Monday, Jan. 12, 1959
Smoking & Cancer (Contd.)
Still puffing hard on the trail of whatever it is that makes heavy smokers the commonest victims of lung cancer, the pioneer researchers in the field have brought out another cold-comfort report: the tar from pipes and cigars is as potent a cancer-causing agent to mice as that from cigarettes. The investigators were Dr. Ernest L. Wynder of Manhattan's Sloan-Kettering Institute and Adele B. Croninger of St. Louis' Washington University. As co-author they loyally listed their former chief, the late great Surgeon Evarts A. Graham, onetime chain smoker who died of inoperable lung cancer (TIME, March 18, 1957).
In Cancer Research, the investigators describe ingenious mechanical smokers in which they burned pound after pound of pipe, cigar and cigarette tobacco.
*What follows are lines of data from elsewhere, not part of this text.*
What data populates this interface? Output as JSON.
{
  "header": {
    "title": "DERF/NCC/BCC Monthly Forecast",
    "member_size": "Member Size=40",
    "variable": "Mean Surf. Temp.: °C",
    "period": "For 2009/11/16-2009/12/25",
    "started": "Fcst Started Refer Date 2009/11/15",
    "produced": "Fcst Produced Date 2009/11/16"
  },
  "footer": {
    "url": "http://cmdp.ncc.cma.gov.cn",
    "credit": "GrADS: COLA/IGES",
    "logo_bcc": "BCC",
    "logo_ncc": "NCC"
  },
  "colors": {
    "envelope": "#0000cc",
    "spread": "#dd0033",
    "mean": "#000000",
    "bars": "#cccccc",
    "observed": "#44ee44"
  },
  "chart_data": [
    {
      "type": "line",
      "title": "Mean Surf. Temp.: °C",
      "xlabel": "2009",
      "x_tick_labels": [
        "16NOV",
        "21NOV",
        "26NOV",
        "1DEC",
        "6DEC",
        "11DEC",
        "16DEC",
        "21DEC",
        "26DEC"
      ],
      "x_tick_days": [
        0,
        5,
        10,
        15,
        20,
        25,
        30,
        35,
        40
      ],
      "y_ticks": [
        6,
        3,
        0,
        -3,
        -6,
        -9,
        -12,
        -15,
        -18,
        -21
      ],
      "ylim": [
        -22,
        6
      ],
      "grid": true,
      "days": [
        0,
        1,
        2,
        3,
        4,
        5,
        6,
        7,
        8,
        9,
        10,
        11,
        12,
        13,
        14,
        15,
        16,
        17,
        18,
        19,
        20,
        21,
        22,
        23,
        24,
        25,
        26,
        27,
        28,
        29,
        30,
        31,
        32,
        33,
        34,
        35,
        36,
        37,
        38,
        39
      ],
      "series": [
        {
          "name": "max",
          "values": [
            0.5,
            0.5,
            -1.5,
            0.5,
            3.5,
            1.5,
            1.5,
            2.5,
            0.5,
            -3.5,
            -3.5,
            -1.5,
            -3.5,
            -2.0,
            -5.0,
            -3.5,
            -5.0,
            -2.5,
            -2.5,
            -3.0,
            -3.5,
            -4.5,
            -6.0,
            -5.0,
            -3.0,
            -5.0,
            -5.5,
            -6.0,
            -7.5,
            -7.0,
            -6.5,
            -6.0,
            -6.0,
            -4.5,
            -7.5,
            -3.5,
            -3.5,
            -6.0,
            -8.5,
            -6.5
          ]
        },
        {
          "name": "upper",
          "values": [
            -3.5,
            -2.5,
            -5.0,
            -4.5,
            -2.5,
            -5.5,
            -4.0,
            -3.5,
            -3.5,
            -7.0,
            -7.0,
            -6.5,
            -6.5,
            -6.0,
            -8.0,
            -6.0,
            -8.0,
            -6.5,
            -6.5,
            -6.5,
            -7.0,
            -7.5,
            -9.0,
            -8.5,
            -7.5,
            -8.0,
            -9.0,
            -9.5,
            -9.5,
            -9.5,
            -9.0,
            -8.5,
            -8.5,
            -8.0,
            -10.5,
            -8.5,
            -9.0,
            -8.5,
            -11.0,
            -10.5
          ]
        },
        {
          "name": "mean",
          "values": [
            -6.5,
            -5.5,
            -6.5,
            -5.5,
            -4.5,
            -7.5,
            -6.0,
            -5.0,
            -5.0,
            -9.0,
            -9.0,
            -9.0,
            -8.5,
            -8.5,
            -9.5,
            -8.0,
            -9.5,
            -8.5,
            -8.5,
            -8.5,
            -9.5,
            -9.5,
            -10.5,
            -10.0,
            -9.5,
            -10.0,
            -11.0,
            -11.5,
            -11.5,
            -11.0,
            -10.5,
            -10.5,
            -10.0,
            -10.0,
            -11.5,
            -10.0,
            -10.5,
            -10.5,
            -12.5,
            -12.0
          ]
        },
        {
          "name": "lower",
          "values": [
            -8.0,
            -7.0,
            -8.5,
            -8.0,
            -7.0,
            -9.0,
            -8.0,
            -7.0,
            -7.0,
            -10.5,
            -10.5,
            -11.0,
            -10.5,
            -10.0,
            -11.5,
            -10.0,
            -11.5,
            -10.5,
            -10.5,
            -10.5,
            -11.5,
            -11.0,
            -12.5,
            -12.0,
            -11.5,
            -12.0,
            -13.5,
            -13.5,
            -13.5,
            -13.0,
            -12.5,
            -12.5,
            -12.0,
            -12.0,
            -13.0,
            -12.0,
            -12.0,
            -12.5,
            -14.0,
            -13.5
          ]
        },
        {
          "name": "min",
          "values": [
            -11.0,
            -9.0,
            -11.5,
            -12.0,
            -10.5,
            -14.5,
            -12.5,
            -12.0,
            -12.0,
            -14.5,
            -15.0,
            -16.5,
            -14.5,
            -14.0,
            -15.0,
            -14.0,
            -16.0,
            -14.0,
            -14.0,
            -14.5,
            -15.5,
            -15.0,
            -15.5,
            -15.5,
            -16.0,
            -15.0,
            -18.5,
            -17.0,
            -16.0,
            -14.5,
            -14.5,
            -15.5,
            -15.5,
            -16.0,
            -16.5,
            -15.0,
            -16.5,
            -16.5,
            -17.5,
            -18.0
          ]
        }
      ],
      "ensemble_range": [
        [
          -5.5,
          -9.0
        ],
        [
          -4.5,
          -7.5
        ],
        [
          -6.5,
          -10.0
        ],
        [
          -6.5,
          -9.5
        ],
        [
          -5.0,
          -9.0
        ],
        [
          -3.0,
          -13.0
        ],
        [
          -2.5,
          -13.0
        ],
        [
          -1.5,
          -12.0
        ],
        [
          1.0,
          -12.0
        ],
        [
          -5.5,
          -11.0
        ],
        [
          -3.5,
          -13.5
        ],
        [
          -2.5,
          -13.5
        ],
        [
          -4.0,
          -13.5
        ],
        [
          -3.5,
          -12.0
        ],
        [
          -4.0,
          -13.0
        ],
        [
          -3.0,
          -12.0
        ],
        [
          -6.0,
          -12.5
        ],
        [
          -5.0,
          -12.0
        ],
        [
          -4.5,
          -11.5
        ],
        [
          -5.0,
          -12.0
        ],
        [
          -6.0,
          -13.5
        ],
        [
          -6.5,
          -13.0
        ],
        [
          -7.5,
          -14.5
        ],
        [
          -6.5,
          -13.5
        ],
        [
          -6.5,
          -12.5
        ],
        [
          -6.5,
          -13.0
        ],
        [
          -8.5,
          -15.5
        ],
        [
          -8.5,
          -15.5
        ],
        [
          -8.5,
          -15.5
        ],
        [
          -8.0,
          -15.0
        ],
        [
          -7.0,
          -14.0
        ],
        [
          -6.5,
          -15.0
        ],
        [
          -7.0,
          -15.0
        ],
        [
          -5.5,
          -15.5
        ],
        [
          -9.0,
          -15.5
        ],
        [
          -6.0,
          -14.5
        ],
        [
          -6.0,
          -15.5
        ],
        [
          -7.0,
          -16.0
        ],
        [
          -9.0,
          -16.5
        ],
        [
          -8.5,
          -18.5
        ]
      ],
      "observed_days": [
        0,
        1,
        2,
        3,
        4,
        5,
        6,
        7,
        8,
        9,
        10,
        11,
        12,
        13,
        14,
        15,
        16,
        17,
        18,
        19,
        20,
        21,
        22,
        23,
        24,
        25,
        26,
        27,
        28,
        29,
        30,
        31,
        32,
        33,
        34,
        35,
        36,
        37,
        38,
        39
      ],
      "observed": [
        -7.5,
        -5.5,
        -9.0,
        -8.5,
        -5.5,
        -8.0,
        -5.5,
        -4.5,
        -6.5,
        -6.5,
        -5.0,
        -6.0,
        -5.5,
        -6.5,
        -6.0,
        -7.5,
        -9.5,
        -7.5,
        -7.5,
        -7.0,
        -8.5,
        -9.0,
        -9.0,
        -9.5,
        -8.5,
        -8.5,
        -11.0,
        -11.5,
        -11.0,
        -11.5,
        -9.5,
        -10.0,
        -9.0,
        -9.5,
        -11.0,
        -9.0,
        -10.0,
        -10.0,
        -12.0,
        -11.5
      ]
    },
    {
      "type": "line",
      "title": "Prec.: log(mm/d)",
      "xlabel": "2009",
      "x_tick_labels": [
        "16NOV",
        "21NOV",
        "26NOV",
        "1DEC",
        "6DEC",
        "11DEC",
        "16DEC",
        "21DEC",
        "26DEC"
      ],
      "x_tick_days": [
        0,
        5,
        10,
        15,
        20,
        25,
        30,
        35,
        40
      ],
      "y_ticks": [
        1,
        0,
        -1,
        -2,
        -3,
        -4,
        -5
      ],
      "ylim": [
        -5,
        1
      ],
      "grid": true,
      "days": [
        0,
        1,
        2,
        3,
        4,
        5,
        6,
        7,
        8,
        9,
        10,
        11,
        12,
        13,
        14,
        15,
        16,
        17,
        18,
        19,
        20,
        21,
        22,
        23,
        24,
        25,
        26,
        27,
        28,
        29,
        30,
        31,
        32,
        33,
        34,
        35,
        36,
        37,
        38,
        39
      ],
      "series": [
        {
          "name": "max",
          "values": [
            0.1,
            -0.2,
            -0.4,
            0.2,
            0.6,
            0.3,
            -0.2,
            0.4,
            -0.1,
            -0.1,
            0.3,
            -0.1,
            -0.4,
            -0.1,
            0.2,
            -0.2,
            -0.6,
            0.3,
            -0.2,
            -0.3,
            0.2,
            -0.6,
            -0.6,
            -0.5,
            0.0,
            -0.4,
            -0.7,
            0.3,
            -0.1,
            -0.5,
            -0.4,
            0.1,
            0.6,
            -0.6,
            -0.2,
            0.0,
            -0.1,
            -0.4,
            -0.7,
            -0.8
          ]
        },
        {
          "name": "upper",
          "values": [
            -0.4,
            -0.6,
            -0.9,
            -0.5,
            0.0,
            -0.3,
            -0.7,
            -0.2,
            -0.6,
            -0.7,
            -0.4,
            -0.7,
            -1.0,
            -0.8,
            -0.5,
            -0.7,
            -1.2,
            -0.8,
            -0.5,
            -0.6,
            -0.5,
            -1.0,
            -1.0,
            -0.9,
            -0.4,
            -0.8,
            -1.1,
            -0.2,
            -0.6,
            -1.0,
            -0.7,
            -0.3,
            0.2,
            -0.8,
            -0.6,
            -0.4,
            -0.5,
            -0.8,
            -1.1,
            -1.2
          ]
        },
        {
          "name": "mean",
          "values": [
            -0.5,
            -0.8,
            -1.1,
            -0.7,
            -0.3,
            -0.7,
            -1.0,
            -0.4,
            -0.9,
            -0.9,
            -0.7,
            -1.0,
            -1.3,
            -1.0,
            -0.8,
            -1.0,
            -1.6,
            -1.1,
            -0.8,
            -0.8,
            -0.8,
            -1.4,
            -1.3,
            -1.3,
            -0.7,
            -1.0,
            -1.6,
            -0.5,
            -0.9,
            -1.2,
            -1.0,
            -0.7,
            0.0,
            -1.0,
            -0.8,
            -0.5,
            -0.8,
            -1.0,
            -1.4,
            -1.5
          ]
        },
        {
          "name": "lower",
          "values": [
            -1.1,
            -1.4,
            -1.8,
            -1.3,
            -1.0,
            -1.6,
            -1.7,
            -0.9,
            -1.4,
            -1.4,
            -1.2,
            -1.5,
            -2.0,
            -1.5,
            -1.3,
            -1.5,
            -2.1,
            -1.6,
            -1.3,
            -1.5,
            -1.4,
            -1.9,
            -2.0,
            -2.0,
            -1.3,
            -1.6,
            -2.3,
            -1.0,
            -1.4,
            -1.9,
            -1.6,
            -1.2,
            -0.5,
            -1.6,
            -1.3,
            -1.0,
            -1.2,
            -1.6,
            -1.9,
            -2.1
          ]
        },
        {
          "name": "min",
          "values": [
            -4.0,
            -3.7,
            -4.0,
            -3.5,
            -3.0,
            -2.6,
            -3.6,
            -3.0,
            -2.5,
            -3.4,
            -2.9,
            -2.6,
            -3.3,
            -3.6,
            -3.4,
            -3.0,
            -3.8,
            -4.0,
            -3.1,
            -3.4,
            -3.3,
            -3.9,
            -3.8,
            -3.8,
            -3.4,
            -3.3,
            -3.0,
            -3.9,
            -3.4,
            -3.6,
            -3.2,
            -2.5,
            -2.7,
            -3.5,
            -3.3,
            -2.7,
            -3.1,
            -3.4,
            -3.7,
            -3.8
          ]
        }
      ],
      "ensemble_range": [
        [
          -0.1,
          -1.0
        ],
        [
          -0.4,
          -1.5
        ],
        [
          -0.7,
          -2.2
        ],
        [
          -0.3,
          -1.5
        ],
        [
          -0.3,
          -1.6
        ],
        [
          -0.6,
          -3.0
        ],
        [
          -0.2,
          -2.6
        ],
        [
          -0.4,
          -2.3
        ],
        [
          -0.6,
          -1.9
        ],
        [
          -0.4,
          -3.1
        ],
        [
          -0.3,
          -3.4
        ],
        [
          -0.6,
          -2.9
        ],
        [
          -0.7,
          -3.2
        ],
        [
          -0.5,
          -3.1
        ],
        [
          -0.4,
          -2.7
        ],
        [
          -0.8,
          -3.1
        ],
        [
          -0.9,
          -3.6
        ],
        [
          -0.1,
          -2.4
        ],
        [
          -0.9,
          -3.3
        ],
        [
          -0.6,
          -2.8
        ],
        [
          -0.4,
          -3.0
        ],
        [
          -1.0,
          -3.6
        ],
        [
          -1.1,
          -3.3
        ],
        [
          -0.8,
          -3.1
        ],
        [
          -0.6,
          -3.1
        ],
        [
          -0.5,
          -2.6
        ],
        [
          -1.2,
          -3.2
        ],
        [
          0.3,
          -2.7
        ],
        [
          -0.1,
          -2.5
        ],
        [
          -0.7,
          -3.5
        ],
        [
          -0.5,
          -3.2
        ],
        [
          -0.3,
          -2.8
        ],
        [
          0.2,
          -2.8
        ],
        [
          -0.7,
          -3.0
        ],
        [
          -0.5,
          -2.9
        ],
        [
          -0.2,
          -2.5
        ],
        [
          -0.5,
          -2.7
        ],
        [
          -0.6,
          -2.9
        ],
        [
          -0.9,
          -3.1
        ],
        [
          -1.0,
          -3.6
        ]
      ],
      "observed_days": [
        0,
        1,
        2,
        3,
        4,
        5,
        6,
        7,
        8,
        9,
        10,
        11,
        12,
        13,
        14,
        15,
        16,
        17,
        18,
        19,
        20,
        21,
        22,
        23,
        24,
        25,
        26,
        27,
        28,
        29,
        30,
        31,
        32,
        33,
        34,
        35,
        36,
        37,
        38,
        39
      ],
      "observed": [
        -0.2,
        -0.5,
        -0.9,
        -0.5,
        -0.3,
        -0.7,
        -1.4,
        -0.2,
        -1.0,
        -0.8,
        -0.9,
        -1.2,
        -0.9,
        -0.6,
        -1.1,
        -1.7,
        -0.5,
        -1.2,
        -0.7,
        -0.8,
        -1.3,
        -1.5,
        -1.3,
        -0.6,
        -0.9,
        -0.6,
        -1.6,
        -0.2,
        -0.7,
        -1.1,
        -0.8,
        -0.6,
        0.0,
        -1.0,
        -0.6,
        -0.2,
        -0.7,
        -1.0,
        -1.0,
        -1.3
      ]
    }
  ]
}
To make sure that cigarette paper is not a major factor, they had "all-tobacco" cigarettes specially made--wrapped in ordinary cigarette-tobacco leaf. Then they painted the collected tars on the shaved backs of mice, and counted the resulting cancers. While a mouse's back is admittedly not the same as the inside of a man's lung, histologists (tissue specialists) say that it is of essentially the same structure and shows similar reactions.
Cigar and pipe smokers get less lung cancer than heavy cigarette smokers, but more cancer of the mouth. The researchers got at least as many cancers on mice with cigar and pipe tar as with tar from cigarettes (whether paper-or leaf-wrapped). So, they conclude, if smoking is to be eliminated as a cause of cancer, the dangerous substances must be eliminated from all forms of tobacco.